- 36 oz bacon
- 10 oz Velveeta cheese
- 1 cup chopped onion
- 4 cans of cream of mushroom
- 1 cup water
- 1 pint heavy whipping cream
- Ground pepper to taste
- 2 tbsp minced garlic
- 3 lbs uncooked spaghetti
- 1/4 cup fish sauce
- Optional: Chopped parsley.
Procedure for the sauce:
- Chopped the bacon into small pieces. Then fry until its crispy. Ste aside. Drain the grease, but leave about 2 tbsp for sauteing.
- Saute garlic and onion. Mix in the bacon.
- Put the fish sauce and ground pepper.
- Mix in the cream of mushroom, and a cup of water. Let it simmer for 5 to 10 minutes.
- Put the heavy whipping cream.
- Put the Velveeta cheese and let it melt. When the cheese has melted, its done.
Procedure for the spaghetti:
- Boil some water.
- When its boiling, put the spaghetti and stir it constantly.
- When its nice and soft, its done.
- Drain the water and coat the spaghetti with butter.

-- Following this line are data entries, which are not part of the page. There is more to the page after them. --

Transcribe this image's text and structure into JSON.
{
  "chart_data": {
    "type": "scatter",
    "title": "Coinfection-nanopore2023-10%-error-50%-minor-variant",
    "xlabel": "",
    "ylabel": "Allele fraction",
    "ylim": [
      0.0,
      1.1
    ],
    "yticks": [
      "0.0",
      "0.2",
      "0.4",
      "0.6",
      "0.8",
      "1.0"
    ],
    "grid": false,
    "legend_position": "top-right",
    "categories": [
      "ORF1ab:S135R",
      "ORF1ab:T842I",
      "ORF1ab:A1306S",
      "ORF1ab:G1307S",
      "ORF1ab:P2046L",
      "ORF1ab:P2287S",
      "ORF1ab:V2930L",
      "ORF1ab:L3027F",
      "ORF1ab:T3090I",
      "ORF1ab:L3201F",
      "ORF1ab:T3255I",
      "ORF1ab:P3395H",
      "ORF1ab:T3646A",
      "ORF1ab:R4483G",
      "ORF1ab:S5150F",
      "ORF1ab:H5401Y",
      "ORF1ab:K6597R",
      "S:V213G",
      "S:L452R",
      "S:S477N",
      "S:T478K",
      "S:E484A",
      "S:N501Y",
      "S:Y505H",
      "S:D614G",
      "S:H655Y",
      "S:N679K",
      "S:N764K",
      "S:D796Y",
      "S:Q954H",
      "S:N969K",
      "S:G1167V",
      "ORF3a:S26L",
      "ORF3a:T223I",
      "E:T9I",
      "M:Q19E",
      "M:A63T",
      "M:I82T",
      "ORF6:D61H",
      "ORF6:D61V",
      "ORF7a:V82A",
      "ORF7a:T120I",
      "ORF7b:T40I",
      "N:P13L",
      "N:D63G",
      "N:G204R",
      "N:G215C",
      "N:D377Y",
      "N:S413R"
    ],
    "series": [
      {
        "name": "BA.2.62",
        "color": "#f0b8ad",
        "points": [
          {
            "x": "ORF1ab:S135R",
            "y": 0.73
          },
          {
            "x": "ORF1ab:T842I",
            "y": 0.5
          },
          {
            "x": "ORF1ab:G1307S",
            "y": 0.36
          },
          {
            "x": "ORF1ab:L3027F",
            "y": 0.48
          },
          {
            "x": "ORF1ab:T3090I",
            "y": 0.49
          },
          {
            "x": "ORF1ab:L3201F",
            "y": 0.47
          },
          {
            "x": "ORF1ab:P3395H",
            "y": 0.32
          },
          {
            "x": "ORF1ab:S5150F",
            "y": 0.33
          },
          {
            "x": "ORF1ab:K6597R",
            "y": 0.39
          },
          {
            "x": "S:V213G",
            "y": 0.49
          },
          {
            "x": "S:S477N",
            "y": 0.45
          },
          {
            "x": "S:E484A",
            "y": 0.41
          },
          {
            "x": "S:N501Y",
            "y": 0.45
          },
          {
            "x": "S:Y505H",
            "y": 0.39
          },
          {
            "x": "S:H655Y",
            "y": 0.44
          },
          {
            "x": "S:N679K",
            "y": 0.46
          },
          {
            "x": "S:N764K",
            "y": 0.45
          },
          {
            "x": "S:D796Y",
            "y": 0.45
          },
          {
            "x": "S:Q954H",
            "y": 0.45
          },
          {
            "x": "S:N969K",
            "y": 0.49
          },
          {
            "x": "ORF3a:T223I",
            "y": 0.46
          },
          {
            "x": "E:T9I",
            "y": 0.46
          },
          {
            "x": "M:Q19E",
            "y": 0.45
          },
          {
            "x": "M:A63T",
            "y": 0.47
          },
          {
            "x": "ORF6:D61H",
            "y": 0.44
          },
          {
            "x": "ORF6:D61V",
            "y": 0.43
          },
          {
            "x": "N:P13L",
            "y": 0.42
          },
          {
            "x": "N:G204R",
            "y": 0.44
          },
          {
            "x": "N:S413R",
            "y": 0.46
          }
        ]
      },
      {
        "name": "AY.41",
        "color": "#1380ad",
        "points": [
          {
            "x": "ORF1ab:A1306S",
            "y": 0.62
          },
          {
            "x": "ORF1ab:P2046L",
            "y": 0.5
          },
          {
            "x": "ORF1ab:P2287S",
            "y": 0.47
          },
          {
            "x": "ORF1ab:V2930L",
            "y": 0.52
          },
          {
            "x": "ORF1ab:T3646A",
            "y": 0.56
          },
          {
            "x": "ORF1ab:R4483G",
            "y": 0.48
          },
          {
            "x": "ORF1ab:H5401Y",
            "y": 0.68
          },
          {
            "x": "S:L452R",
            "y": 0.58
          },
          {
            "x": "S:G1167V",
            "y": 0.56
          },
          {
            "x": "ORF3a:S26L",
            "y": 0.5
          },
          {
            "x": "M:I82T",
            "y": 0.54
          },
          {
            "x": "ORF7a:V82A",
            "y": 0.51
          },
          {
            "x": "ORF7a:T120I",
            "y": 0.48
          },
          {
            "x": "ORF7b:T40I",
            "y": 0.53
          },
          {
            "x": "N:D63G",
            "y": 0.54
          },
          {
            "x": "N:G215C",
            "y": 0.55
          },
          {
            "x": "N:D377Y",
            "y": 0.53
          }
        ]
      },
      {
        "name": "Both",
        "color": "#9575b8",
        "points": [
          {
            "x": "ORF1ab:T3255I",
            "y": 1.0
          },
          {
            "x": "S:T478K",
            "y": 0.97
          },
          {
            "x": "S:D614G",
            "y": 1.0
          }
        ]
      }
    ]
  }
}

This particular Pinoy recipe, which I learned from Ate Malou, is very rich and delicious. This is not your ordinary Italian Carbonara sauce. I know that Carbonara sauce originates from Italy, but this one is way better. I say that this is a Filipino recipe not only because I learned this from the Philippines, but also is very different from the Italian style. This is different from the way they do it and most of all, the ingredients. I personally haven’t tried the Italian style yet, but I could say just by looking at the ingredients that this carbonara sauce taste a lot better. I could be wrong though. I might try the Italian style next time just to see.
But anyway, this Spaghetti with Carbonara Sauce is perfect for special occasions or even just for simple gatherings. Every time I get invited to a party, this recipe has been the most requested food for me to bring. So, I can say its really good. My husband, once again, likes it a lot. He never had this until I came here and cook it for him, and he was very impressed, and of course, I was very glad that he likes it.
I can’t really tell which is the key ingredient to this recipe. It’s not only the bacon, heavy whipping cream, or the cheese. I think its the combination of all. And the combination of the ingredients makes it perfect. There was one time that I forgot to put the cheese. It still turned out good though, but not as good as what I was expecting it to be. So yes, the cheese plays a great part when it comes to flavoring. Same thing with the heavy whipping cream. I tried using just regular milk before ( I ran out of heavy whipping cream) but it didn’t come out right. So I guess the key to making this particular Pinoy recipe perfect is having all the ingredients together. No more, no less.